魏小栋1,2,刘波2,冷江昊2,周星宇2,孙超2(),孙逢春1,2   

  1. 1.湖南大学,汽车车身先进设计制造国家重点实验室,长沙  410082
    2.北京理工大学,电动车辆国家工程实验室,北京  100081
  • 收稿日期:2021-12-15 修回日期:2021-12-31 出版日期:2022-06-25 发布日期:2022-06-28
  • 通讯作者: 孙超 E-mail:chaosun@bit.edu.cn
  • 基金资助:
    国家自然科学基金(U1964206);湖南省研究生科研创新项目(QL20210081)

Research on Eco-driving of Fuel Cell Vehicles via Convex Optimization

Xiaodong Wei1,2,Bo Liu2,Jianghao Leng2,Xingyu Zhou2,Chao Sun2(),Fengchun Sun1,2   

  1. 1.Hunan University,State Key Laboratory of Advanced Design and Manufacturing for Vehicle Body,Changsha  410082
    2.Beijing Institute of Technology,National Engineering Laboratory for Electric Vehicles,Beijing  100081
  • Received:2021-12-15 Revised:2021-12-31 Online:2022-06-25 Published:2022-06-28
  • Contact: Chao Sun E-mail:chaosun@bit.edu.cn

摘要:

为实现燃料电池汽车在多信号灯场景下的节能驾驶,本文中提出一种基于分层凸优化的快速车速规划和能量管理方法。结合车辆静态氢耗图,运用动态规划获得车辆通过信号灯的最优绿灯窗口,并确定最优行驶路径的搜索区域。建立以车辆需求功率累计最小为优化目标求解车辆加速度的二次规划问题,并运用Matlab/OSQP求解器获取车辆最优行驶路径。根据最优行驶路径,采用基于交替方向乘子法的能量管理策略,实现各动力源输出功率的合理分配。针对9个信号灯场景的仿真结果表明,所提方法的电机工作点平均效率比智能驾驶员模型高10%,氢耗低45%。此外,该方法计算速度快,具备实时优化的潜力。
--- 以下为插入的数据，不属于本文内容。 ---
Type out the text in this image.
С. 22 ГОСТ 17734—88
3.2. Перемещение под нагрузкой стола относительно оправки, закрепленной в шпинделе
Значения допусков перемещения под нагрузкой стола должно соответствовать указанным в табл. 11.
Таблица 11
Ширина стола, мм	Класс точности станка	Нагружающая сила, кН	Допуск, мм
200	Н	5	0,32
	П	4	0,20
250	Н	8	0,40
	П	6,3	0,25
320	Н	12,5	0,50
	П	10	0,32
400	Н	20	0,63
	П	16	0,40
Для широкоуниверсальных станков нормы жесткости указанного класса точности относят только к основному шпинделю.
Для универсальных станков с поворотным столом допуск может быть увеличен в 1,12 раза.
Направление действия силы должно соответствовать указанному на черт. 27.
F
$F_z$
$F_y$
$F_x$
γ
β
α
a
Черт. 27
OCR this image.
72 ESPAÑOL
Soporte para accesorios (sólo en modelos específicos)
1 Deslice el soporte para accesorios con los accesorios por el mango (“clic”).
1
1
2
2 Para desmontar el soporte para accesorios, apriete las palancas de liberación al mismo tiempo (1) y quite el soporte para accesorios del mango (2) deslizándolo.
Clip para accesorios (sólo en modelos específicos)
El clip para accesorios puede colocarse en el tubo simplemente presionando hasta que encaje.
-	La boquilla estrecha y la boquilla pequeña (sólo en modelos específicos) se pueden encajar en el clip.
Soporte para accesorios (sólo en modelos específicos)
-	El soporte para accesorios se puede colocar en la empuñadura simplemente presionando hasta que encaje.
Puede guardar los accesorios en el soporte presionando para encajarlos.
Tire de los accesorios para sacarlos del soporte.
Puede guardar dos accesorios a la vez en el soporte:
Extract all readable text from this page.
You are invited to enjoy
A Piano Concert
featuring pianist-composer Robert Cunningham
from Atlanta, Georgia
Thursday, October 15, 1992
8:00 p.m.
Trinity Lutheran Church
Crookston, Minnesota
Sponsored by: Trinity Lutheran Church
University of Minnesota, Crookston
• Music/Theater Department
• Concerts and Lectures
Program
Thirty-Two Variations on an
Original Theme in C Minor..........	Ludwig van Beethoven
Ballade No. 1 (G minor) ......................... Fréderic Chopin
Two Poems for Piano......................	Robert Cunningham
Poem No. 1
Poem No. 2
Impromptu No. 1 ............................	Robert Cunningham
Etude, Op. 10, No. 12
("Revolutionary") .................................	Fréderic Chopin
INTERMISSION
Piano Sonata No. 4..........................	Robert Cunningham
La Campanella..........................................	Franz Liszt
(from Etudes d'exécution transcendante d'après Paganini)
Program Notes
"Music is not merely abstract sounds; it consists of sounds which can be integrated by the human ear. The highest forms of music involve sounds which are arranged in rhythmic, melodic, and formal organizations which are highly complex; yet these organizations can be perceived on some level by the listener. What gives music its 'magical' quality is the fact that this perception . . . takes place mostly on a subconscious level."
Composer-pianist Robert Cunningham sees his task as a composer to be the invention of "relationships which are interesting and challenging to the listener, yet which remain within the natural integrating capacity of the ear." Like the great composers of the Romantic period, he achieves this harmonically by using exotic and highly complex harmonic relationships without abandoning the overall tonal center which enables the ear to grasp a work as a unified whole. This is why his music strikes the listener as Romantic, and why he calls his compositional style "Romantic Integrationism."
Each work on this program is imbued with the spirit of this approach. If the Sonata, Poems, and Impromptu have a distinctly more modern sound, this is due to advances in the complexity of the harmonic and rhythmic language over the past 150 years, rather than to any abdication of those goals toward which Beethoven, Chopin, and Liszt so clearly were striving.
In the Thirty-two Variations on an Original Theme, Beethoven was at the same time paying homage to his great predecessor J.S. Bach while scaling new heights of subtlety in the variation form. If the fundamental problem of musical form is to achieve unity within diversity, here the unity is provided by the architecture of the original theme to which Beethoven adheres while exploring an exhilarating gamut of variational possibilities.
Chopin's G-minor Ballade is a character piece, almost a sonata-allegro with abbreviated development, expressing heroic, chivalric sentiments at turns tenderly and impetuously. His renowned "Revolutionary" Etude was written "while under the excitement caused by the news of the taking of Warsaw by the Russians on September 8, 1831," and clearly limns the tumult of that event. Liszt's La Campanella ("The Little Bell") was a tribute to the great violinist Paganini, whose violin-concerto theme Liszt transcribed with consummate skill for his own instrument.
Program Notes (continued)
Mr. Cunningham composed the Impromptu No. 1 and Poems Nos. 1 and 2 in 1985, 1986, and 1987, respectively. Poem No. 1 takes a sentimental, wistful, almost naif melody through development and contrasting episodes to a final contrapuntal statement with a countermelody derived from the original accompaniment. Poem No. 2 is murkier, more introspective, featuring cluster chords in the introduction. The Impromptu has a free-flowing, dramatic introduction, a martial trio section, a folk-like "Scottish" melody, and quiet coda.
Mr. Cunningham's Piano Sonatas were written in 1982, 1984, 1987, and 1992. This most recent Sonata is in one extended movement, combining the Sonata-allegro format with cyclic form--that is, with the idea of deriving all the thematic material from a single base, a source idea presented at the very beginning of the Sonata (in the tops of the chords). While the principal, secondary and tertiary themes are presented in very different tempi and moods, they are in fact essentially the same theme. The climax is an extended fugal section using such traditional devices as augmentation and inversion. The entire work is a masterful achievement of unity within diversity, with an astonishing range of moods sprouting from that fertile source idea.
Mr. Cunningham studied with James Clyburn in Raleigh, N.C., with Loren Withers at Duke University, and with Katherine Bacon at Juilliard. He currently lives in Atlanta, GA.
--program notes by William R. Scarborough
关键词: 燃料电池汽车, 节能驾驶, 凸优化, 车速规划, 能量管理

Abstract:

In order to realize eco-driving of fuel cell vehicles in the multi-signal scenario, a fast speed planning and energy management method based on hierarchical convex optimization is proposed in this paper. Combined with the static hydrogen consumption map of the vehicle, dynamic programming is used to obtain the optimal period of green light for the vehicle while passing through the traffic light, and to determine the search area for the optimal driving route. A quadratic programming problem is established to obtain the acceleration with the minimum accumulated power demand as the optimization objective, and the Matlab/OSQP solver is used to obtain the optimal driving path of the vehicle. According to the optimal driving route, an energy management strategy based on the alternating direction method of multipliers is established to realize the reasonable distribution of the output power of each power source. The simulation results for the scenario with 9 traffic lights show that the average efficiency of the motor operating point of the proposed method is 10% higher, and the hydrogen consumption is 45% lower than that of the intelligent driver model. In addition, the method has fast calculation speed and the potential for real-time optimization.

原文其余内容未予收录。